1)    Doctors DIAGNOSE ADHD more often in boys (What about all the girls with ADHD walking around undiagnosed and untreated—the survey doesn’t mention them)

2)    Hispanic youth DIAGNOSED with ADHD less. Due to the stigma related to mental illness in the Hispanic community, is it possible parents are not seeking help from “doctors” for their child’s emotional or behavioral problems? (this study tells us nothing about the true rate of ADHD among Hispanic youth)

3)    Surprise, surprise…..children with Medicaid are DIAGNOSED more often with ADHD “Uninsured” youth aren’t getting diagnosed with ADHD because they aren’t seeing doctors. Privately insured youth are more likely to receive comprehensive mental health evaluations that accurately diagnose ADHD only when appropriate. With Medicaid, doctors are often limited regarding the amount of time they can spend assessing all the potential mental health disorders that mimic ADHD. Receiving a diagnosis of ADHD and a prescription for stimulant medication is much easier than addressing the complex issues that often make low-income youth distractible and impulsive.

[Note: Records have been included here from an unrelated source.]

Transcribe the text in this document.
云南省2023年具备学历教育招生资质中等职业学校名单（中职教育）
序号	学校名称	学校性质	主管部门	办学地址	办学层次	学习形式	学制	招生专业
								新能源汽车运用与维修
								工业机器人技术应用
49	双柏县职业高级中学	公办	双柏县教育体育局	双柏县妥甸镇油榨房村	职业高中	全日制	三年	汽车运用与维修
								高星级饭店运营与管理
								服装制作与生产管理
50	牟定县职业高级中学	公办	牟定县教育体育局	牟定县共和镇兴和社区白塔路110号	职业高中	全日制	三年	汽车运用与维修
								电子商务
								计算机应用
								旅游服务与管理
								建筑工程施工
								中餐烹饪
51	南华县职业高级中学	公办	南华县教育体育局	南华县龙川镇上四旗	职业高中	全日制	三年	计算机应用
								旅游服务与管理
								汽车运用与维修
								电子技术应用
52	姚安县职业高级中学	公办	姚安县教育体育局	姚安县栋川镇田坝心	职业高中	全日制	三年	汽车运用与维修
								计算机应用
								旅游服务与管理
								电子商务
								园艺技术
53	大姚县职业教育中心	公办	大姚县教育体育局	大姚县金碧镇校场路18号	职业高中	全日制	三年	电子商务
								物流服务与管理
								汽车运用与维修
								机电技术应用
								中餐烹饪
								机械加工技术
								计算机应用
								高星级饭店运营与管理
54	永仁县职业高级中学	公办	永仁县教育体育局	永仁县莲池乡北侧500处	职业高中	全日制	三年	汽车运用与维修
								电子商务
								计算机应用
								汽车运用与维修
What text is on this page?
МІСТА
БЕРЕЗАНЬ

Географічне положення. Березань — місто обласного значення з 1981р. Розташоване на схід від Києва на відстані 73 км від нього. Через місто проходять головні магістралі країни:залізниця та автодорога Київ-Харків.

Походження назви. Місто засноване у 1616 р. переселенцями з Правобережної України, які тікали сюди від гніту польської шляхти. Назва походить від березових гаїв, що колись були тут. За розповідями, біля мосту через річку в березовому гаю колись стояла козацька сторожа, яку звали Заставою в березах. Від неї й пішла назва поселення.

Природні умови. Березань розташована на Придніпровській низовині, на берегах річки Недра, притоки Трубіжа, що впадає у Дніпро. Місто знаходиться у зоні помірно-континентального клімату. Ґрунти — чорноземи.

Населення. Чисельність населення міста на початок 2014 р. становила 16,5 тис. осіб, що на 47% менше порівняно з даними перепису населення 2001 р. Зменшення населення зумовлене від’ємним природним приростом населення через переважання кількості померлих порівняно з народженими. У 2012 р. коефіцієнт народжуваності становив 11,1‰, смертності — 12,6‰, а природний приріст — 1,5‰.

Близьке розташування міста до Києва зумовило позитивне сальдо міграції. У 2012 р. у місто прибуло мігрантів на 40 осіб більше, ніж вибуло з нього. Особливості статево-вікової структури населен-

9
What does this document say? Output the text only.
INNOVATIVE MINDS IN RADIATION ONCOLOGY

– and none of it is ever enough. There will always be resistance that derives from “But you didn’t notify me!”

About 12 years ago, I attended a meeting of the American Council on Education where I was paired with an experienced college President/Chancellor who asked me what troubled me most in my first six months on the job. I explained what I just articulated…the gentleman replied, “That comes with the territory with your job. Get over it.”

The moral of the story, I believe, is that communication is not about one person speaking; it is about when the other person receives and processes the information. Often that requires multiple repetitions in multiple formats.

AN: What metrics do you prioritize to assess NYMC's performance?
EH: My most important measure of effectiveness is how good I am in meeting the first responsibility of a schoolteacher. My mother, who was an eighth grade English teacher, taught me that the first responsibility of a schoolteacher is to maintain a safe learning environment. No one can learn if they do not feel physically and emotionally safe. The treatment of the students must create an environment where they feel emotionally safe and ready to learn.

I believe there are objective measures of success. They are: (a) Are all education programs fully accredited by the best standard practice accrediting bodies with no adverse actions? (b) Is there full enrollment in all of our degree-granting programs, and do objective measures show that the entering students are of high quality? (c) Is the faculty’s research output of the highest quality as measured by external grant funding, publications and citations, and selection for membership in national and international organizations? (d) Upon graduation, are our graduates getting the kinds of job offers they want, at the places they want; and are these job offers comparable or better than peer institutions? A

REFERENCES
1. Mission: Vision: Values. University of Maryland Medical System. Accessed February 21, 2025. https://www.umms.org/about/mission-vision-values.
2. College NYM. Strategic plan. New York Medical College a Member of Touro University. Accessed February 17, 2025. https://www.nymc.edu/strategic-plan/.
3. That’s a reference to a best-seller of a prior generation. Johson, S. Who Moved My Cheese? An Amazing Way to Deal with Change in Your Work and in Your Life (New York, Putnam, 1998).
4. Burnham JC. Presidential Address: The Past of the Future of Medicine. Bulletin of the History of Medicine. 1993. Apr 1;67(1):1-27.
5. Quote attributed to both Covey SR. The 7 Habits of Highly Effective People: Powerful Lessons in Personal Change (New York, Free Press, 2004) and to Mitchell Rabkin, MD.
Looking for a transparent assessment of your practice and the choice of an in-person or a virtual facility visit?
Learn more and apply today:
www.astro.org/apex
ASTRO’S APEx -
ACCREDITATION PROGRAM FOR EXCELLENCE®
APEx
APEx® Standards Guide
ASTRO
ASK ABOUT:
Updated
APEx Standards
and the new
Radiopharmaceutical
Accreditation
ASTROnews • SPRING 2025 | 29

If a government agency reports on the number of youth SUFFERING from the mental health disorder ADHD, the answer should not be based on “parent’s report of what a doctor or health professional said.” Even if this current survey accurately reflects the true prevalence of ADHD, using this method is misleading and fails to communicate to families, schools, and policy-makers the importance of a comprehensive mental heath evaluation for accurately identifying which youth truly have a mental health disorder, exactly which one(s) they suffer from, and which youth are displaying typical behavior for their age. Without quality control in this area, over, under, and mis-diagnosis will continue to plague families and schools across our nation.